El Salvador Current Statement and Current Anomalies, March 2012

Report
from Famine Early Warning System Network
Published on 30 Mar 2012 View Original

he food security situation in El Salvador is stable. Before the primera season, the government delivered out-of cycle agricultural input packages to productive households in Tecoluca (San Vicente) and San Pedro (La Paz) to compensate for damages caused by 12E. Households are expected to begin harvesting these crops beginning in late March and continuing through April, with an estimated projected production of an estimated 3,686 MTs. The intent of this out-of-cycle production is to avoid market shortages of staple foods, and distribution areas were selected based on their productive potential for out-of-cycle harvests to assure greater country-wide availability of staple foods.

The Ministry of Agriculture (MAG) will distribute an additional 325,000 agricultural input packages, including white maize and seeds and fertilizer, to subsistence farmers in preparation for the primera season as part of their Agriculture Family Plan. Distribution will begin in mid-April in order to provide assistance to farmers in advance of the planting season which will begin in May starting in the western region. Beneficiary recipients have already been selected for this assistance. Agricultural assistance package will include domestically produced seeds (80 percent) and seeds imported from Nicaragua (20 percent). This assistance program is expected to provide enough inputs to plant over 267,000 hectares for a projected production of 921,658 MTs of white maize.

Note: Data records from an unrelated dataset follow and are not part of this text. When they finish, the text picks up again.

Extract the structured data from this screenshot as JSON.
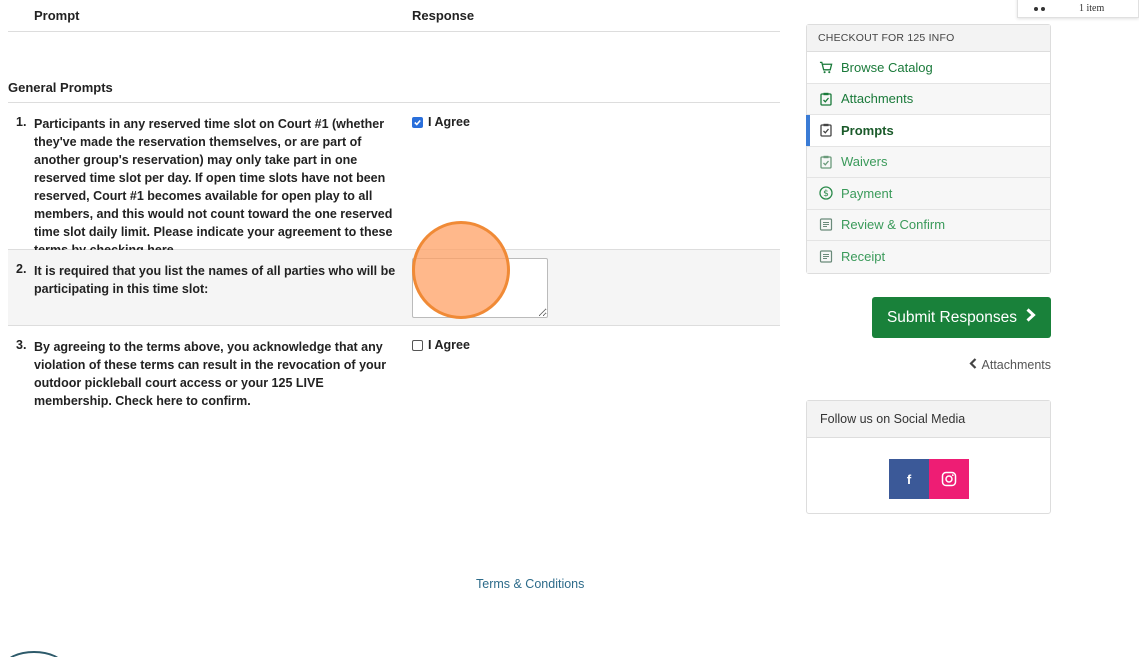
{
  "table": {
    "header_prompt": "Prompt",
    "header_response": "Response",
    "section_title": "General Prompts"
  },
  "prompts": [
    {
      "number": "1.",
      "text": "Participants in any reserved time slot on Court #1 (whether they've made the reservation themselves, or are part of another group's reservation) may only take part in one reserved time slot per day. If open time slots have not been reserved, Court #1 becomes available for open play to all members, and this would not count toward the one reserved time slot daily limit. Please indicate your agreement to these terms by checking here.",
      "response_label": "I Agree",
      "checked": true
    },
    {
      "number": "2.",
      "text": "It is required that you list the names of all parties who will be participating in this time slot:",
      "textarea_value": ""
    },
    {
      "number": "3.",
      "text": "By agreeing to the terms above, you acknowledge that any violation of these terms can result in the revocation of your outdoor pickleball court access or your 125 LIVE membership. Check here to confirm.",
      "response_label": "I Agree",
      "checked": false
    }
  ],
  "sidebar": {
    "title": "CHECKOUT FOR 125 INFO",
    "items": [
      {
        "label": "Browse Catalog",
        "icon": "cart-icon"
      },
      {
        "label": "Attachments",
        "icon": "clipboard-check-icon"
      },
      {
        "label": "Prompts",
        "icon": "clipboard-check-icon"
      },
      {
        "label": "Waivers",
        "icon": "clipboard-check-icon"
      },
      {
        "label": "Payment",
        "icon": "dollar-circle-icon"
      },
      {
        "label": "Review & Confirm",
        "icon": "receipt-icon"
      },
      {
        "label": "Receipt",
        "icon": "receipt-icon"
      }
    ]
  },
  "actions": {
    "submit_label": "Submit Responses",
    "back_label": "Attachments"
  },
  "social": {
    "title": "Follow us on Social Media",
    "facebook_glyph": "f"
  },
  "footer": {
    "terms_label": "Terms & Conditions"
  },
  "cart": {
    "count_label": "1 item"
  },
  "colors": {
    "primary_green": "#19813a",
    "active_accent": "#3a7bd5",
    "facebook": "#3b5998",
    "instagram": "#ee1d74",
    "click_marker": "#f08a36"
  }
}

Unskilled labor opportunities are currently available for sugarcane harvest and will continue through April in Livelihood zone 3. Casual labor opportunities supporting coffee bean harvests have ended and households from livelihoods 1 and 2 are returning to their normal seasonal livelihoods activities.

According to MAG most commercial beans on the local markets are originally from Honduras and Nicaragua. The supply and demand of white maize and red beans remains stable, and prices are expected to remain stable in the near term. However, as the lean season approaches in May -June, prices are likely to increase.

Households throughout the country have maintained food reserves largely due to the adoption of effective drying and storage techniques that allowed for some salvaging of seeds in the aftermath of 12E. The availability of income from casual unskilled labor has also supplemented household food needs. However, communities in the pacific coastal area will experience an early lean season starting in May.